These giant sequoia trees are located in Sequoia National Park, in California, USA. Notice that the tree on the right has a large scar from a fire. Fires typically do not kill the trees, but do remove competing thin-barked species. Fires also aid giant sequoia regeneration.
Six tree species are known that can top 300 feet (90 meters)
The tallest trees in the world are found in two places in the world. The first is western North America, especially in the US state of California. The second is in southeastern Australia, including across the Bass Strait on the island of Tasmania.
The tallest tree ever measured anywhere else in the world is a tropical species found in Indonesia, on the island of Borneo. It measured 290 feet (88 meters) in height. It’s certainly possible that there are species in the world’s rainforests that can exceed 300 feet (90 meters), that have yet to be discovered – and hopefully they will be discovered before what’s left of our planet’s rainforests is destroyed.
Of the forests that are known to have giant trees, many have been decimated by human activity. One example is the giant coastal redwoods of California, of which only 5% of the original old growth forests remain. It’s unfortunate that someday our species will likely have to tell our offspring about the giant trees that once were, and which we made extinct.
#1 - Giant coastal redwoods
Within redwood forests you can look up and will typically not be able to see the tops of the trees, which can be more than 300 feet (90 meters) above the forest floor.
The tallest known stands at 380 feet (116 meters) in height. They are found along the coast of western North America from central California to southwestern Oregon. The redwood forests are my absolute favorite place on Earth.
#2 - Coast Douglas-fir
One of the tallest tree species on Earth, they are common throughout the volcanic Cascades Mountain Range. Mount Jefferson in the background of this photo is a geologically active stratovolcano in Oregon.
The tallest known tree stands 327 feet (100 meters) in height. They are located in the mountainous regions of western North America from British Columbia southward through Washington, Oregon, and to about the middle of California.
#3 - Mountain ash eucalyptus
Sherbrooke Forest is part of Dandenong Ranges National Park in the state of Victoria, Australia.
This species has been measured at 327 feet (100 meters) in height, a tie with the coast Douglas-fir. They are found in southeastern Australia and the island of Tasmania. They are the tallest flowering plant on Earth.
#4 - Sitka spruce
This is the largest species of spruce in the world.
The tallest ever measured stands 315 feet (96 meters) high. They are located along the coast of western North America from Northern California up to the southeastern extension of Alaska.
#5 - Giant sequoia
Although not the tallest giant sequoia, at 275 feet (84 meters) in height, the General Sherman tree in the photo is the most massive tree on Earth.

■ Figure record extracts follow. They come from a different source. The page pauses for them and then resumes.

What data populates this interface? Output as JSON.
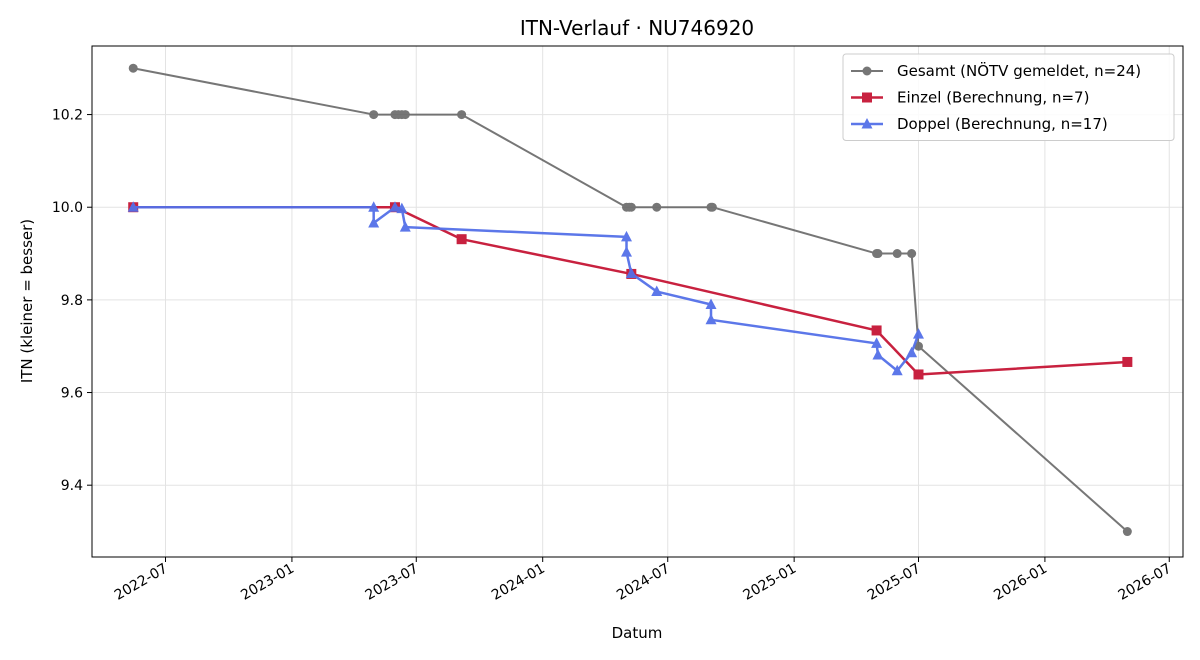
{
  "chart_data": {
    "type": "line",
    "title": "ITN-Verlauf · NU746920",
    "xlabel": "Datum",
    "ylabel": "ITN  (kleiner = besser)",
    "xlim": [
      "2022-03-16",
      "2026-07-21"
    ],
    "ylim": [
      9.245,
      10.348
    ],
    "x_ticks": [
      "2022-07",
      "2023-01",
      "2023-07",
      "2024-01",
      "2024-07",
      "2025-01",
      "2025-07",
      "2026-01",
      "2026-07"
    ],
    "y_ticks": [
      9.4,
      9.6,
      9.8,
      10.0,
      10.2
    ],
    "grid": true,
    "legend_position": "top-right",
    "series": [
      {
        "name": "Gesamt (NÖTV gemeldet, n=24)",
        "color": "#555555",
        "marker": "circle",
        "points": [
          [
            "2022-05-15",
            10.3
          ],
          [
            "2023-04-30",
            10.2
          ],
          [
            "2023-05-31",
            10.2
          ],
          [
            "2023-06-05",
            10.2
          ],
          [
            "2023-06-10",
            10.2
          ],
          [
            "2023-06-15",
            10.2
          ],
          [
            "2023-09-05",
            10.2
          ],
          [
            "2024-05-02",
            10.0
          ],
          [
            "2024-05-06",
            10.0
          ],
          [
            "2024-05-09",
            10.0
          ],
          [
            "2024-06-15",
            10.0
          ],
          [
            "2024-09-02",
            10.0
          ],
          [
            "2024-09-04",
            10.0
          ],
          [
            "2025-05-01",
            9.9
          ],
          [
            "2025-05-03",
            9.9
          ],
          [
            "2025-05-31",
            9.9
          ],
          [
            "2025-06-21",
            9.9
          ],
          [
            "2025-07-01",
            9.7
          ],
          [
            "2026-05-01",
            9.3
          ]
        ]
      },
      {
        "name": "Einzel (Berechnung, n=7)",
        "color": "#c8213f",
        "marker": "square",
        "points": [
          [
            "2022-05-15",
            10.0
          ],
          [
            "2023-05-31",
            10.0
          ],
          [
            "2023-09-05",
            9.931
          ],
          [
            "2024-05-09",
            9.856
          ],
          [
            "2025-05-01",
            9.734
          ],
          [
            "2025-07-01",
            9.639
          ],
          [
            "2026-05-01",
            9.666
          ]
        ]
      },
      {
        "name": "Doppel (Berechnung, n=17)",
        "color": "#5470e8",
        "marker": "triangle",
        "points": [
          [
            "2022-05-15",
            10.0
          ],
          [
            "2023-04-30",
            10.0
          ],
          [
            "2023-04-30",
            9.966
          ],
          [
            "2023-05-31",
            10.0
          ],
          [
            "2023-06-10",
            9.997
          ],
          [
            "2023-06-15",
            9.957
          ],
          [
            "2024-05-02",
            9.936
          ],
          [
            "2024-05-02",
            9.903
          ],
          [
            "2024-05-09",
            9.857
          ],
          [
            "2024-06-15",
            9.818
          ],
          [
            "2024-09-02",
            9.79
          ],
          [
            "2024-09-02",
            9.757
          ],
          [
            "2025-05-01",
            9.706
          ],
          [
            "2025-05-03",
            9.681
          ],
          [
            "2025-05-31",
            9.647
          ],
          [
            "2025-06-21",
            9.686
          ],
          [
            "2025-07-01",
            9.726
          ]
        ]
      }
    ]
  }
}
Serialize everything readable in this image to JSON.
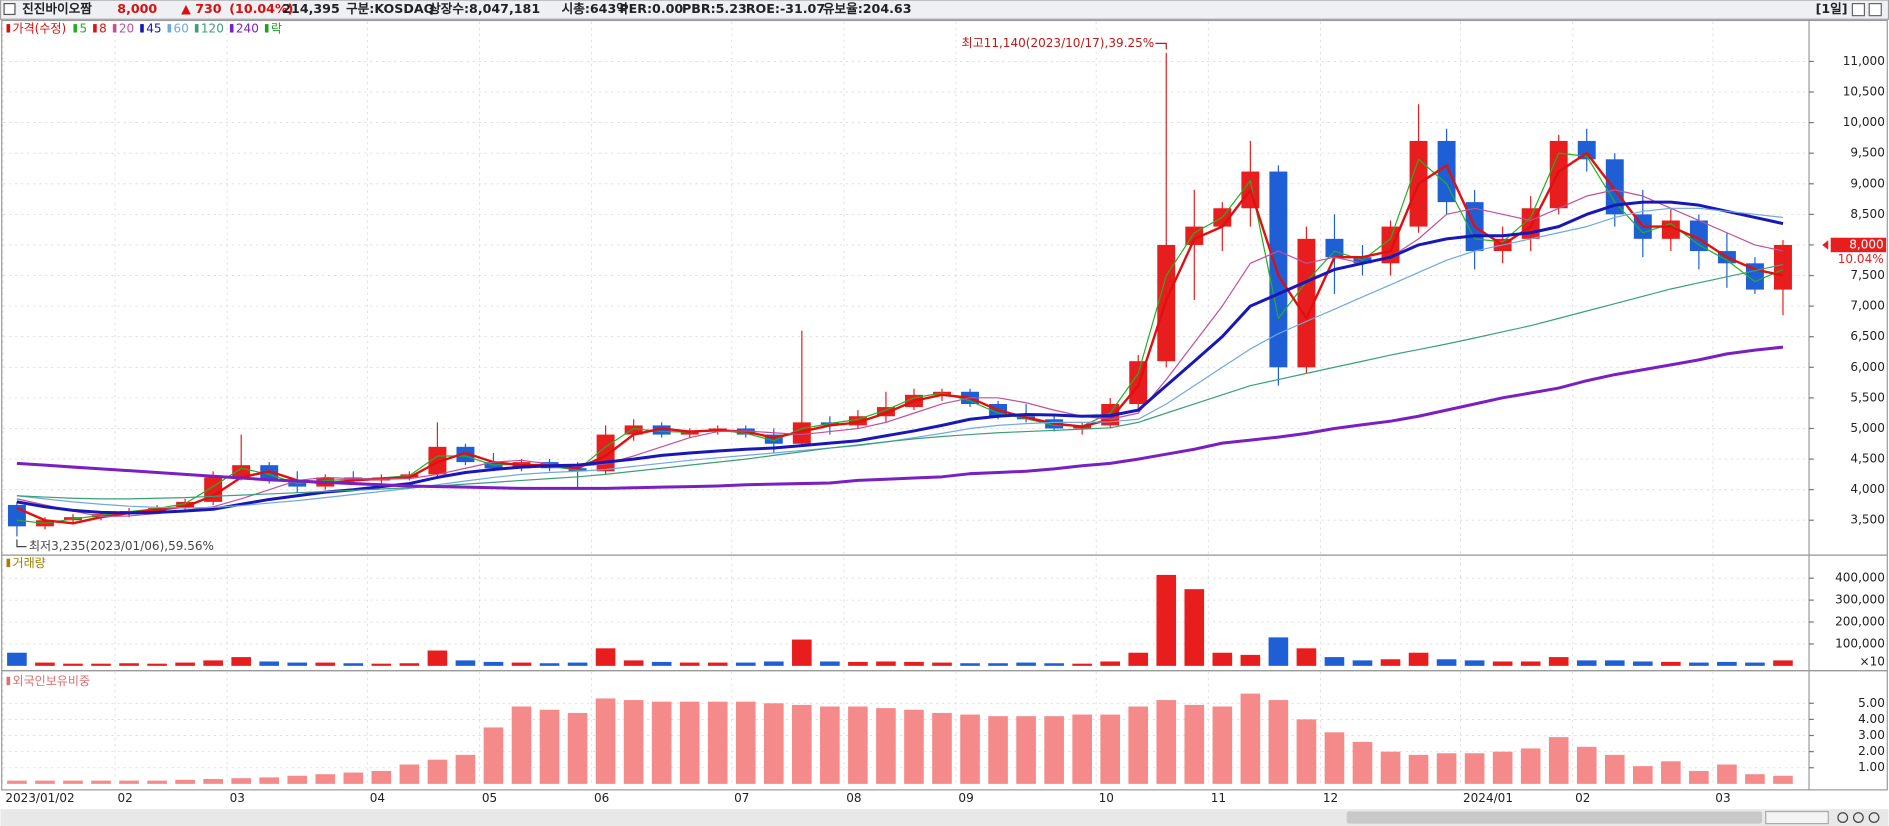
{
  "header": {
    "name": "진진바이오짬",
    "price": "8,000",
    "change": "▲ 730",
    "change_pct": "(10.04%)",
    "volume": "214,395",
    "market": "구분:KOSDAQ",
    "shares": "상장수:8,047,181",
    "cap": "시총:643억",
    "per": "PER:0.00",
    "pbr": "PBR:5.23",
    "roe": "ROE:-31.07",
    "reserve": "유보율:204.63",
    "period": "[1일]"
  },
  "chart_data": [
    {
      "type": "candlestick",
      "title": "가격(수정)",
      "title_color": "#d81010",
      "up_color": "#e81e1e",
      "down_color": "#1f5fd6",
      "open": [
        3750,
        3400,
        3500,
        3550,
        3600,
        3650,
        3700,
        3800,
        4200,
        4400,
        4150,
        4050,
        4200,
        4150,
        4200,
        4250,
        4700,
        4450,
        4350,
        4450,
        4350,
        4300,
        4900,
        5050,
        4900,
        4950,
        5000,
        4900,
        4750,
        5100,
        5050,
        5200,
        5350,
        5550,
        5600,
        5400,
        5200,
        5150,
        5000,
        5050,
        5400,
        6100,
        8000,
        8300,
        8600,
        9200,
        6000,
        8100,
        7800,
        7700,
        8300,
        9700,
        8700,
        7900,
        8100,
        8600,
        9700,
        9400,
        8500,
        8100,
        8400,
        7900,
        7700,
        7270
      ],
      "high": [
        3800,
        3550,
        3600,
        3650,
        3700,
        3750,
        3850,
        4300,
        4900,
        4450,
        4300,
        4250,
        4300,
        4250,
        4300,
        5100,
        4750,
        4600,
        4500,
        4500,
        4450,
        5050,
        5150,
        5100,
        5000,
        5050,
        5050,
        5000,
        6600,
        5200,
        5300,
        5600,
        5650,
        5650,
        5650,
        5450,
        5400,
        5200,
        5100,
        5500,
        6200,
        11140,
        8900,
        8700,
        9700,
        9300,
        8300,
        8500,
        8000,
        8400,
        10300,
        9900,
        8900,
        8300,
        8800,
        9800,
        9900,
        9500,
        8900,
        8600,
        8500,
        8200,
        7800,
        8080
      ],
      "low": [
        3235,
        3350,
        3450,
        3500,
        3550,
        3600,
        3650,
        3750,
        4150,
        4100,
        3950,
        4000,
        4100,
        4100,
        4150,
        4200,
        4400,
        4300,
        4300,
        4300,
        4000,
        4250,
        4800,
        4850,
        4850,
        4900,
        4850,
        4600,
        4700,
        4900,
        5000,
        5100,
        5300,
        5450,
        5350,
        5150,
        5100,
        4950,
        4900,
        5000,
        5300,
        6000,
        7100,
        7900,
        8300,
        5700,
        5900,
        7200,
        7500,
        7500,
        8200,
        8500,
        7600,
        7700,
        7900,
        8500,
        9200,
        8300,
        7800,
        7900,
        7600,
        7300,
        7200,
        6850
      ],
      "close": [
        3400,
        3500,
        3550,
        3600,
        3650,
        3700,
        3800,
        4200,
        4400,
        4150,
        4050,
        4200,
        4150,
        4200,
        4250,
        4700,
        4450,
        4350,
        4450,
        4350,
        4300,
        4900,
        5050,
        4900,
        4950,
        5000,
        4900,
        4750,
        5100,
        5050,
        5200,
        5350,
        5550,
        5600,
        5400,
        5200,
        5150,
        5000,
        5050,
        5400,
        6100,
        8000,
        8300,
        8600,
        9200,
        6000,
        8100,
        7800,
        7700,
        8300,
        9700,
        8700,
        7900,
        8100,
        8600,
        9700,
        9400,
        8500,
        8100,
        8400,
        7900,
        7700,
        7270,
        8000
      ],
      "series": [
        {
          "name": "5",
          "color": "#22b022",
          "values": [
            3500,
            3450,
            3520,
            3580,
            3640,
            3690,
            3770,
            4050,
            4350,
            4250,
            4100,
            4150,
            4170,
            4190,
            4230,
            4550,
            4550,
            4400,
            4420,
            4380,
            4320,
            4700,
            5000,
            4950,
            4940,
            4980,
            4920,
            4800,
            5000,
            5080,
            5150,
            5300,
            5500,
            5580,
            5450,
            5250,
            5160,
            5050,
            5040,
            5250,
            5900,
            7500,
            8200,
            8450,
            9050,
            6800,
            7400,
            7900,
            7750,
            8100,
            9400,
            9000,
            8100,
            8050,
            8450,
            9500,
            9450,
            8700,
            8200,
            8350,
            8000,
            7750,
            7400,
            7600
          ]
        },
        {
          "name": "8",
          "color": "#e01010",
          "values": [
            3700,
            3500,
            3450,
            3550,
            3620,
            3670,
            3720,
            3900,
            4200,
            4300,
            4150,
            4100,
            4150,
            4180,
            4200,
            4450,
            4600,
            4450,
            4400,
            4400,
            4350,
            4550,
            4900,
            5000,
            4950,
            4970,
            4950,
            4850,
            4950,
            5050,
            5100,
            5250,
            5450,
            5550,
            5500,
            5300,
            5180,
            5080,
            5030,
            5150,
            5700,
            7100,
            8100,
            8300,
            8900,
            7500,
            6800,
            7800,
            7800,
            7900,
            9000,
            9300,
            8300,
            8000,
            8300,
            9200,
            9500,
            8900,
            8300,
            8300,
            8100,
            7800,
            7600,
            7500
          ]
        },
        {
          "name": "20",
          "color": "#c0509a",
          "values": [
            3850,
            3750,
            3650,
            3560,
            3570,
            3610,
            3660,
            3720,
            3850,
            4000,
            4150,
            4200,
            4180,
            4170,
            4180,
            4250,
            4350,
            4450,
            4480,
            4420,
            4380,
            4420,
            4550,
            4700,
            4850,
            4950,
            4960,
            4930,
            4900,
            4950,
            5000,
            5100,
            5250,
            5400,
            5500,
            5500,
            5420,
            5300,
            5200,
            5150,
            5250,
            5800,
            6400,
            7000,
            7700,
            7900,
            7700,
            7800,
            7700,
            7800,
            8100,
            8500,
            8600,
            8500,
            8400,
            8600,
            8800,
            8900,
            8800,
            8600,
            8400,
            8200,
            8000,
            7900
          ]
        },
        {
          "name": "45",
          "color": "#1818b8",
          "values": [
            3800,
            3720,
            3660,
            3630,
            3620,
            3630,
            3650,
            3680,
            3760,
            3840,
            3900,
            3960,
            4000,
            4050,
            4100,
            4200,
            4280,
            4330,
            4370,
            4390,
            4400,
            4450,
            4500,
            4560,
            4600,
            4630,
            4660,
            4680,
            4720,
            4760,
            4800,
            4880,
            4960,
            5050,
            5150,
            5200,
            5230,
            5220,
            5200,
            5210,
            5300,
            5700,
            6100,
            6500,
            7000,
            7200,
            7400,
            7600,
            7700,
            7800,
            8000,
            8100,
            8150,
            8150,
            8200,
            8300,
            8500,
            8650,
            8700,
            8700,
            8650,
            8550,
            8450,
            8350
          ]
        },
        {
          "name": "60",
          "color": "#70a8e0",
          "values": [
            3900,
            3850,
            3800,
            3760,
            3730,
            3710,
            3700,
            3710,
            3740,
            3780,
            3820,
            3870,
            3920,
            3970,
            4020,
            4080,
            4140,
            4200,
            4250,
            4280,
            4300,
            4330,
            4380,
            4430,
            4480,
            4520,
            4560,
            4600,
            4640,
            4680,
            4720,
            4780,
            4850,
            4920,
            5000,
            5050,
            5080,
            5100,
            5100,
            5110,
            5150,
            5400,
            5700,
            6000,
            6300,
            6550,
            6750,
            6950,
            7150,
            7350,
            7550,
            7750,
            7900,
            8000,
            8100,
            8200,
            8300,
            8450,
            8550,
            8600,
            8600,
            8550,
            8500,
            8450
          ]
        },
        {
          "name": "120",
          "color": "#3aa078",
          "values": [
            3900,
            3880,
            3860,
            3850,
            3850,
            3860,
            3870,
            3890,
            3910,
            3930,
            3950,
            3970,
            3990,
            4010,
            4030,
            4060,
            4090,
            4120,
            4150,
            4180,
            4210,
            4250,
            4300,
            4350,
            4400,
            4450,
            4500,
            4560,
            4620,
            4680,
            4730,
            4780,
            4830,
            4870,
            4900,
            4930,
            4950,
            4970,
            4990,
            5010,
            5100,
            5250,
            5400,
            5550,
            5700,
            5800,
            5900,
            6000,
            6100,
            6200,
            6290,
            6380,
            6480,
            6580,
            6680,
            6800,
            6920,
            7040,
            7160,
            7280,
            7380,
            7480,
            7580,
            7680
          ]
        },
        {
          "name": "240",
          "color": "#7a1fc0",
          "values": [
            4430,
            4400,
            4370,
            4340,
            4310,
            4280,
            4250,
            4220,
            4190,
            4160,
            4140,
            4120,
            4100,
            4080,
            4060,
            4050,
            4040,
            4030,
            4020,
            4020,
            4020,
            4020,
            4030,
            4040,
            4050,
            4060,
            4080,
            4090,
            4100,
            4110,
            4150,
            4170,
            4190,
            4210,
            4260,
            4280,
            4300,
            4340,
            4390,
            4430,
            4500,
            4580,
            4660,
            4760,
            4810,
            4860,
            4920,
            5000,
            5060,
            5120,
            5200,
            5300,
            5400,
            5500,
            5580,
            5660,
            5780,
            5880,
            5960,
            6040,
            6120,
            6220,
            6280,
            6330
          ]
        }
      ],
      "lock_label": "락",
      "lock_color": "#22a022",
      "high_annotation": "최고11,140(2023/10/17),39.25%",
      "low_annotation": "최저3,235(2023/01/06),59.56%",
      "annotation_color": "#c01818",
      "last_price_label": "8,000",
      "last_change_label": "10.04%",
      "ylim": [
        2950,
        11650
      ],
      "yticks": [
        {
          "value": 3500,
          "label": "3,500"
        },
        {
          "value": 4000,
          "label": "4,000"
        },
        {
          "value": 4500,
          "label": "4,500"
        },
        {
          "value": 5000,
          "label": "5,000"
        },
        {
          "value": 5500,
          "label": "5,500"
        },
        {
          "value": 6000,
          "label": "6,000"
        },
        {
          "value": 6500,
          "label": "6,500"
        },
        {
          "value": 7000,
          "label": "7,000"
        },
        {
          "value": 7500,
          "label": "7,500"
        },
        {
          "value": 8000,
          "label": "8,000"
        },
        {
          "value": 8500,
          "label": "8,500"
        },
        {
          "value": 9000,
          "label": "9,000"
        },
        {
          "value": 9500,
          "label": "9,500"
        },
        {
          "value": 10000,
          "label": "10,000"
        },
        {
          "value": 10500,
          "label": "10,500"
        },
        {
          "value": 11000,
          "label": "11,000"
        }
      ],
      "grid": true
    },
    {
      "type": "bar",
      "title": "거래량",
      "title_color": "#a08000",
      "values": [
        60000,
        15000,
        10000,
        10000,
        12000,
        10000,
        15000,
        25000,
        40000,
        20000,
        15000,
        15000,
        12000,
        10000,
        12000,
        70000,
        25000,
        18000,
        15000,
        12000,
        15000,
        80000,
        25000,
        18000,
        15000,
        15000,
        15000,
        20000,
        120000,
        20000,
        18000,
        20000,
        18000,
        15000,
        12000,
        12000,
        15000,
        12000,
        10000,
        20000,
        60000,
        415000,
        350000,
        60000,
        50000,
        130000,
        80000,
        40000,
        25000,
        30000,
        60000,
        30000,
        25000,
        20000,
        20000,
        40000,
        25000,
        25000,
        20000,
        18000,
        15000,
        18000,
        15000,
        25000
      ],
      "unit_label": "×10",
      "ylim": [
        0,
        500000
      ],
      "yticks": [
        {
          "value": 100000,
          "label": "100,000"
        },
        {
          "value": 200000,
          "label": "200,000"
        },
        {
          "value": 300000,
          "label": "300,000"
        },
        {
          "value": 400000,
          "label": "400,000"
        }
      ],
      "grid": true
    },
    {
      "type": "bar",
      "title": "외국인보유비중",
      "title_color": "#e07070",
      "color": "#f58a8a",
      "values": [
        0.2,
        0.2,
        0.2,
        0.2,
        0.2,
        0.2,
        0.25,
        0.3,
        0.35,
        0.4,
        0.5,
        0.6,
        0.7,
        0.8,
        1.2,
        1.5,
        1.8,
        3.5,
        4.8,
        4.6,
        4.4,
        5.3,
        5.2,
        5.1,
        5.1,
        5.1,
        5.1,
        5.0,
        4.9,
        4.8,
        4.8,
        4.7,
        4.6,
        4.4,
        4.3,
        4.2,
        4.2,
        4.2,
        4.3,
        4.3,
        4.8,
        5.2,
        4.9,
        4.8,
        5.6,
        5.2,
        4.0,
        3.2,
        2.6,
        2.0,
        1.8,
        1.9,
        1.9,
        2.0,
        2.2,
        2.9,
        2.3,
        1.8,
        1.1,
        1.4,
        0.8,
        1.2,
        0.6,
        0.5
      ],
      "categories": [
        "2023/01/02",
        null,
        null,
        null,
        "02",
        null,
        null,
        null,
        "03",
        null,
        null,
        null,
        null,
        "04",
        null,
        null,
        null,
        "05",
        null,
        null,
        null,
        "06",
        null,
        null,
        null,
        null,
        "07",
        null,
        null,
        null,
        "08",
        null,
        null,
        null,
        "09",
        null,
        null,
        null,
        null,
        "10",
        null,
        null,
        null,
        "11",
        null,
        null,
        null,
        "12",
        null,
        null,
        null,
        null,
        "2024/01",
        null,
        null,
        null,
        "02",
        null,
        null,
        null,
        null,
        "03",
        null,
        null
      ],
      "ylim": [
        0,
        6.8
      ],
      "yticks": [
        {
          "value": 1,
          "label": "1.00"
        },
        {
          "value": 2,
          "label": "2.00"
        },
        {
          "value": 3,
          "label": "3.00"
        },
        {
          "value": 4,
          "label": "4.00"
        },
        {
          "value": 5,
          "label": "5.00"
        }
      ],
      "grid": true
    }
  ]
}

I can confirm that these trees are absolutely breathtaking to behold. These are the world’s most massive (heaviest) trees. The tallest known stands 311 feet (95 meters) tall. They are found in the Sierra Nevada Mountains in California.
#6 - Tasmanian blue gum eucalyptus
Tasmanian blue gum eucalpytus, one of the tallest trees on Earth.
The tallest known at the present time stands at 297 feet (91 meters). They are located in southeastern Australia and the island of Tasmania.
Taller individual trees existed in the past
This is the stump of the Mark Twain Tree, in Kings Canyon National Park, in California, USA. This is a giant sequoia that was unfortunately felled in 1891. It was found (by counting the rings) to have been 1,350 years old. Some of the giant sequoias cut down during the 19th and 20th centuries were as large or larger than the largest giant sequoias that stand today.
Each of these tree species listed is known to have had individuals that were taller in the past than any that are currently standing – which is why the Tasmanian blue gum eucalyptus is included on this list.
Now you know where to go if you want to see the world’s tallest trees, and as resident of California for 36 years, I can assure you that it is very much worth it. You may find as I have that these forests are the absolute best place on Earth to be.